I'd like to hear some discussions regarding best practices when it comes to persistent, transactional QoS JMS messages.
At my project we're just starting implementing a messaging bus on AS6, JBEsb 4.10 and HornetQ. The scope is fairly straight forward with just simple one-way messaging patterns coupled with some smooks transformations and in the most advanced cases some filtering/routing.
The integrity and durability requirements however are pretty high as it is a mission critical system with a lot of very important messages that simply cannot be lost. As all services are one-way mediations I'm obvisously looking at JMS for the QoS it gives us.

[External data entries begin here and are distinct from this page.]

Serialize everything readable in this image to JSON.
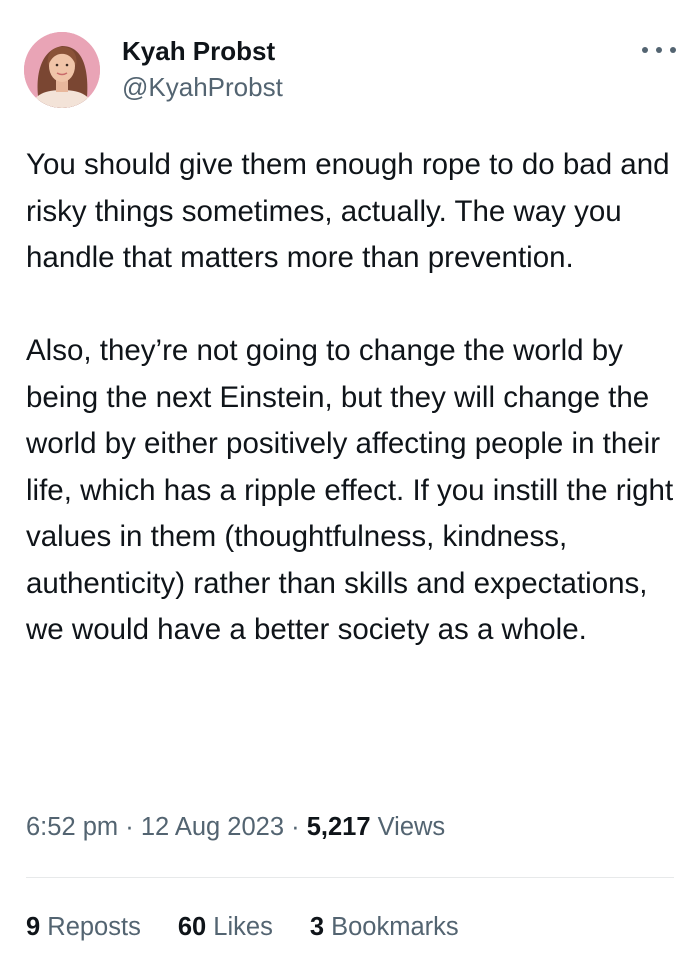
{
  "author": {
    "display_name": "Kyah Probst",
    "handle": "@KyahProbst"
  },
  "tweet": {
    "paragraph_1": "You should give them enough rope to do bad and risky things sometimes, actually. The way you handle that matters more than prevention.",
    "paragraph_2": "Also, they’re not going to change the world by being the next Einstein, but they will change the world by either positively affecting people in their life, which has a ripple effect. If you instill the right values in them (thoughtfulness, kindness, authenticity) rather than skills and expectations, we would have a better society as a whole."
  },
  "meta": {
    "time": "6:52 pm",
    "separator_1": " · ",
    "date": "12 Aug 2023",
    "separator_2": " · ",
    "views_count": "5,217",
    "views_label": " Views"
  },
  "stats": {
    "reposts_count": "9",
    "reposts_label": " Reposts",
    "likes_count": "60",
    "likes_label": " Likes",
    "bookmarks_count": "3",
    "bookmarks_label": " Bookmarks"
  },
  "icons": {
    "more": "more-horizontal-icon"
  },
  "colors": {
    "text_primary": "#0f1419",
    "text_secondary": "#536471",
    "divider": "#e7e9ea",
    "avatar_bg": "#e8a0b2"
  }
}
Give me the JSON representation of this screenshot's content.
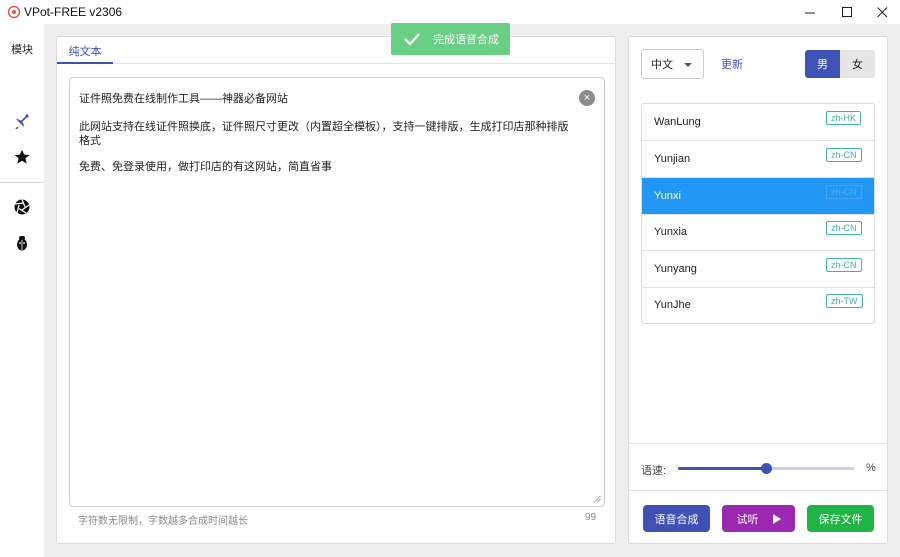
{
  "window": {
    "title": "VPot-FREE v2306",
    "minimize_icon": "minimize-icon",
    "maximize_icon": "maximize-icon",
    "close_icon": "close-icon"
  },
  "toast": {
    "message": "完成语音合成",
    "icon": "check-icon"
  },
  "sidebar": {
    "title": "模块",
    "icons": [
      "satellite-dish-icon",
      "star-icon",
      "aperture-icon",
      "bug-icon"
    ]
  },
  "editor": {
    "tab_label": "纯文本",
    "lines": [
      "证件照免费在线制作工具——神器必备网站",
      "此网站支持在线证件照换底，证件照尺寸更改（内置超全模板），支持一键排版，生成打印店那种排版",
      "格式",
      "免费、免登录使用，做打印店的有这网站，简直省事"
    ],
    "clear_icon": "clear-circle-icon",
    "hint": "字符数无限制，字数越多合成时间越长",
    "char_count": "99"
  },
  "voice_panel": {
    "language": "中文",
    "update_label": "更新",
    "gender": {
      "male": "男",
      "female": "女",
      "selected": "男"
    },
    "voices": [
      {
        "name": "WanLung",
        "locale": "zh-HK",
        "selected": false
      },
      {
        "name": "Yunjian",
        "locale": "zh-CN",
        "selected": false
      },
      {
        "name": "Yunxi",
        "locale": "zh-CN",
        "selected": true
      },
      {
        "name": "Yunxia",
        "locale": "zh-CN",
        "selected": false
      },
      {
        "name": "Yunyang",
        "locale": "zh-CN",
        "selected": false
      },
      {
        "name": "YunJhe",
        "locale": "zh-TW",
        "selected": false
      }
    ],
    "speed": {
      "label": "语速:",
      "unit": "%",
      "fraction": 0.5
    },
    "buttons": {
      "synthesize": "语音合成",
      "listen": "试听",
      "save": "保存文件"
    }
  },
  "colors": {
    "primary": "#3f51b5",
    "selected_row": "#2196f3",
    "toast": "#69cf84",
    "listen": "#9c27b0",
    "save": "#1fb444",
    "tag": "#40b69a"
  }
}
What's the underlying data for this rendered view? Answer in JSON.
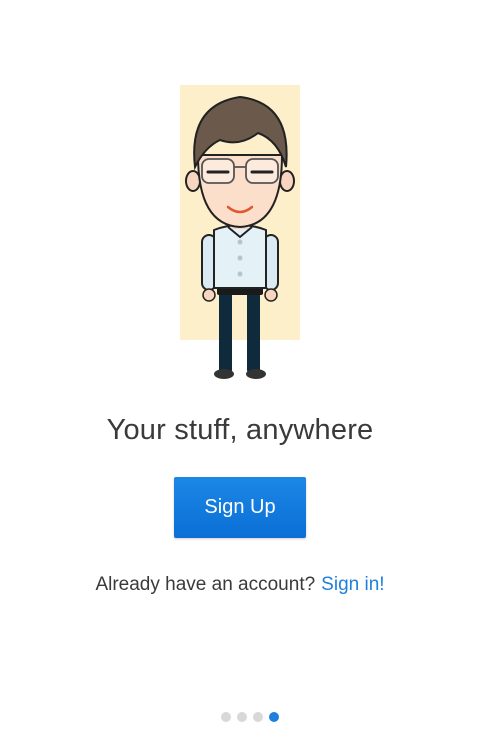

Now if my tests are correct it seems that the JMS-JCA provider is the only one which can guarantee that a message can never be lost. I've done some rough tests where I put the action pipeline to sleep while killing the JBoss process and indeed, the messages could be replayed when the server was brought up again. If exceptions occur during pipeline processing I've also managed to get them rolled back to Hornet's DLQ.
In the case of an exception however, the message that gets rolled back to the DLQ is the internal "ESB message" and not the raw gateway message that the sending application originally sent. This obviously has to do with the architecture of the ESB having gateways that wraps the message and resubmits it to an internal ESB queue.
This poses difficulties for the maintenance team as they cannot easily identify the message, its content etc...
My intention is to make it easy for the operations team to resubmit eventual DLQ messages after i.e. a bug fix or by fixing the message by using a JMS admin tool such as Hermes JMS or similar. This would be much simpler if they had the original message to work with instead of the ESB format.
I've considered having a fault service which simply logs eventual dead messages before submitting them to a specific backout queue using a regular JMSRouter action. But would this design guarantee no message loss?
So, to sum it up... Is there anyone who has advice on what works, what to avoid etc in this kind of environment?